Risks and mitigations

  • Risk: Phase 2 ships but sf-eventlog stays running. Operators see no DB write to sf-eventlog's sqlite and may wonder where new events went. Mitigation: Documented in phase 6 release notes (drafted alongside phase 2 in the release announcement). Operationally also visible because database_events_inserted_total starts rising and sf-eventlog's gRPC request counter goes flat.

  • Risk: Old-format spool rows fail to drain after upgrade because of a missing field the dual-key fallback doesn't cover. Mitigation: The _build_records fallbacks cover the two fields that changed (event_uuid, request_id); every other key has been on the payload since the spool's introduction. Phase 2e test (ii) exercises an old-format row explicitly.

  • Risk: Gauge.set_function callback raises during scrape and breaks the metrics endpoint. Mitigation: _sample_depth is try/except wrapped and returns 0 on any error (matches the phase 1 events_rows_gauge refresh's try/except posture).

  • Risk: Per-event Counter increment is on the hot path of every batch insert. Mitigation: prometheus_client's Counter.inc() is lock-free and on the order of hundreds of nanoseconds per call. At realistic event rates (the resources daemon's 60s status loop is the noisiest source — order of hundreds of events per second across the cluster) the overhead is well below 1% of the per-event cost.

  • Risk: sf-database is unreachable while a daemon is generating events (network blip, sf-database restart). Mitigation: Spool absorbs the burst; drainer backs off and retries; the eventlog_spool_depth gauge climbs visibly, giving operators a leading indicator before the high-water- mark drop counter starts moving.

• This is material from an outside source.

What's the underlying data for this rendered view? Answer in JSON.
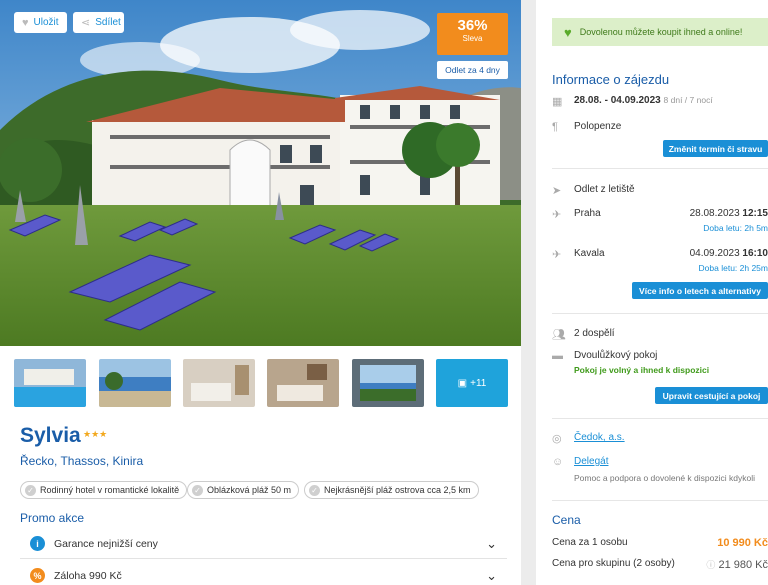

  • Risk: The DLQ table is still wired in eventlog.py but the only writer left after phase 2 is the SUPPRESS_GRPC / force_event_dlq startup paths — these may write events that nothing drains, since the drainer no longer calls _fallback_to_dlq and the sf-eventlog drain loop is the only consumer of the DLQ. Until phase 5, events in the DLQ from those startup paths drain via sf-eventlog as today, into sf-eventlog's sqlite (which is no longer the source of truth). Mitigation: These startup paths fire rarely (at daemon start) and the event volume from them is small. The phase 5 plan removes both the SUPPRESS_GRPC / force_event_dlq writers and the DLQ table in a single change.

Definition of done

  • New events appear in MariaDB events and event_objects tables after a daemon-induced event (e.g. create a small instance, query the events table).
  • sf-eventlog's RecordMultiEventBatch RPC counter stops incrementing after the cut-over deploy.
  • database_events_inserted_total{event_type=...} increases on sf-database's metrics endpoint at the expected rate.
  • eventlog_spool_depth and eventlog_spool_dropped_total are visible on every daemon's metrics endpoint (sampled via /metrics).
  • A simulated sf-database outage (kill -STOP the daemon for 30 s, then SIGCONT) shows depth gauge climb then drain to zero, with zero dropped events and the drainer backoff visibly reset on resume.
  • Unit tests pass under tox.
  • pre-commit run --all-files is clean.
  • Each commit is self-contained; commit messages follow project conventions including the Prompt paragraph and Co-Authored-By line with model and effort.

Back brief

Before executing any step of this phase, the implementing sub-agent should back-brief the management session on its understanding of the brief and the surrounding context.